Step 1: State the given conditions.
$\vec{a}, \vec{b}, \vec{c}$ are unit vectors; $\vec{a}$ is perpendicular to the plane containing $\vec{b}$ and $\vec{c}$; angle between $\vec{b}$ and $\vec{c}$ is $\frac{\pi}{3}$.
Step 2: Use perpendicularity of $\vec{a}$.
Since $\vec{a}$ is perpendicular to the plane of $\vec{b}$ and $\vec{c}$, we have $\vec{a} \cdot \vec{b} = 0$ and $\vec{a} \cdot \vec{c} = 0$.
Step 3: Find $|\vec{a}+\vec{b}+\vec{c}|^2$.
$|\vec{a}+\vec{b}+\vec{c}|^2 = |\vec{a}|^2 + |\vec{b}|^2 + |\vec{c}|^2 + 2(\vec{a}\cdot\vec{b} + \vec{b}\cdot\vec{c} + \vec{a}\cdot\vec{c})$.
Step 4: Substitute known values.
$|\vec{a}|^2 = |\vec{b}|^2 = |\vec{c}|^2 = 1$ (unit vectors).
$\vec{a}\cdot\vec{b} = 0$, $\vec{a}\cdot\vec{c} = 0$ (perpendicularity).
$\vec{b}\cdot\vec{c} = |\vec{b}||\vec{c}|\cos\frac{\pi}{3} = 1 \cdot 1 \cdot \frac{1}{2} = \frac{1}{2}$.

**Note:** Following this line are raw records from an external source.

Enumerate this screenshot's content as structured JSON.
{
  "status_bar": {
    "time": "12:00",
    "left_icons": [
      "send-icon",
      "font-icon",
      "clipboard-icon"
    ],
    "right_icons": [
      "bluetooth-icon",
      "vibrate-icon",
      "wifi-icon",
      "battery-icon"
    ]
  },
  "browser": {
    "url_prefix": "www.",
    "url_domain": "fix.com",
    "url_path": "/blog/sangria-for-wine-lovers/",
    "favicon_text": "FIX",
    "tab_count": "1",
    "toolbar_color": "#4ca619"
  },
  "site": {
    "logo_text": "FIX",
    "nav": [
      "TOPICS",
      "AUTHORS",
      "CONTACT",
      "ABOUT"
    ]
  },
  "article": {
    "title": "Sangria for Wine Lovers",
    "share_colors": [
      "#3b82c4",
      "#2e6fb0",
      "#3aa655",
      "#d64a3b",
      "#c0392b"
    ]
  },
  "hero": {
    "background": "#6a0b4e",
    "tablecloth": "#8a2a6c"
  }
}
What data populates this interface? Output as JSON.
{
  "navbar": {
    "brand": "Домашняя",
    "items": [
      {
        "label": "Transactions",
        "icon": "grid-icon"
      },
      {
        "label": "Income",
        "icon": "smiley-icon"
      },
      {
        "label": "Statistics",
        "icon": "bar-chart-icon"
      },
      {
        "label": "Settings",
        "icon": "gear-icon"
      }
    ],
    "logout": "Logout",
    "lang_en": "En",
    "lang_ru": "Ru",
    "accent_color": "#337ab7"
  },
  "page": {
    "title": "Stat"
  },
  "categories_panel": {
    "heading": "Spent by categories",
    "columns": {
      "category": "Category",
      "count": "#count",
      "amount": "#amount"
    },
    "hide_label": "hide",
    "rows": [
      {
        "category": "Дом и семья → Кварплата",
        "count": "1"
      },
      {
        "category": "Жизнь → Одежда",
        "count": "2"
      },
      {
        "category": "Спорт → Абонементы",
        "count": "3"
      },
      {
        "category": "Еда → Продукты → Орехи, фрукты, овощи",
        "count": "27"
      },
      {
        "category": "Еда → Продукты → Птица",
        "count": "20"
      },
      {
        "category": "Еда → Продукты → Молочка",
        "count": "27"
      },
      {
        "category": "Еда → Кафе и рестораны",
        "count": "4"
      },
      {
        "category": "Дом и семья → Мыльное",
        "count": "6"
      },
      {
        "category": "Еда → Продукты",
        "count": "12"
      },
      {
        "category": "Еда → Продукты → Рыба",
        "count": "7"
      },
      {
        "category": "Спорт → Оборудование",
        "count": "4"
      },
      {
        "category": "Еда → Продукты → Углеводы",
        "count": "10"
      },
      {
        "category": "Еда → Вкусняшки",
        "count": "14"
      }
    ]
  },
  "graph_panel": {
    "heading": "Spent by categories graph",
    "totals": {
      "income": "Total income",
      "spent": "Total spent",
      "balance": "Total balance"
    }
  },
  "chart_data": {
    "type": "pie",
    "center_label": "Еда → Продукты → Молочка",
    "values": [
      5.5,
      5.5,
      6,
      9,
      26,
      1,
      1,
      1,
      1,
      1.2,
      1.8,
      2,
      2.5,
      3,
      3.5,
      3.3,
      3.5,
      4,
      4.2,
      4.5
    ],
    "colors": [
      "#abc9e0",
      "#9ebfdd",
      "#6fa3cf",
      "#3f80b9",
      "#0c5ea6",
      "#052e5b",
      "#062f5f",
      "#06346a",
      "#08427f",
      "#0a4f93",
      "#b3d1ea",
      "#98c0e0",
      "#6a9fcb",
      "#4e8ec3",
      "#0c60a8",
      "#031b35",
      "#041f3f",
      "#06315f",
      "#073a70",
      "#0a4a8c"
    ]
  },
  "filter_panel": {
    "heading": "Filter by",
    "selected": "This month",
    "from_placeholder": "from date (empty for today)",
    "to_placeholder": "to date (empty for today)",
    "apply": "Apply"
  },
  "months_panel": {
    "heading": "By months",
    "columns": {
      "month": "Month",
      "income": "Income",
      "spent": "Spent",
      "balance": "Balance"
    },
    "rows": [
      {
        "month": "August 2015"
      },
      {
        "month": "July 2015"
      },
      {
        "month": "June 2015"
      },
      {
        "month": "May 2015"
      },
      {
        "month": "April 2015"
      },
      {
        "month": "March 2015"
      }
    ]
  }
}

Step 5: Calculate the magnitude squared.
$|\vec{a}+\vec{b}+\vec{c}|^2 = 1+1+1 + 2\left(0 + \frac{1}{2} + 0\right) = 3 + 1 = 4$.
Step 6: Find the magnitude.
$|\vec{a}+\vec{b}+\vec{c}| = \sqrt{4} = 2$. This is option (3).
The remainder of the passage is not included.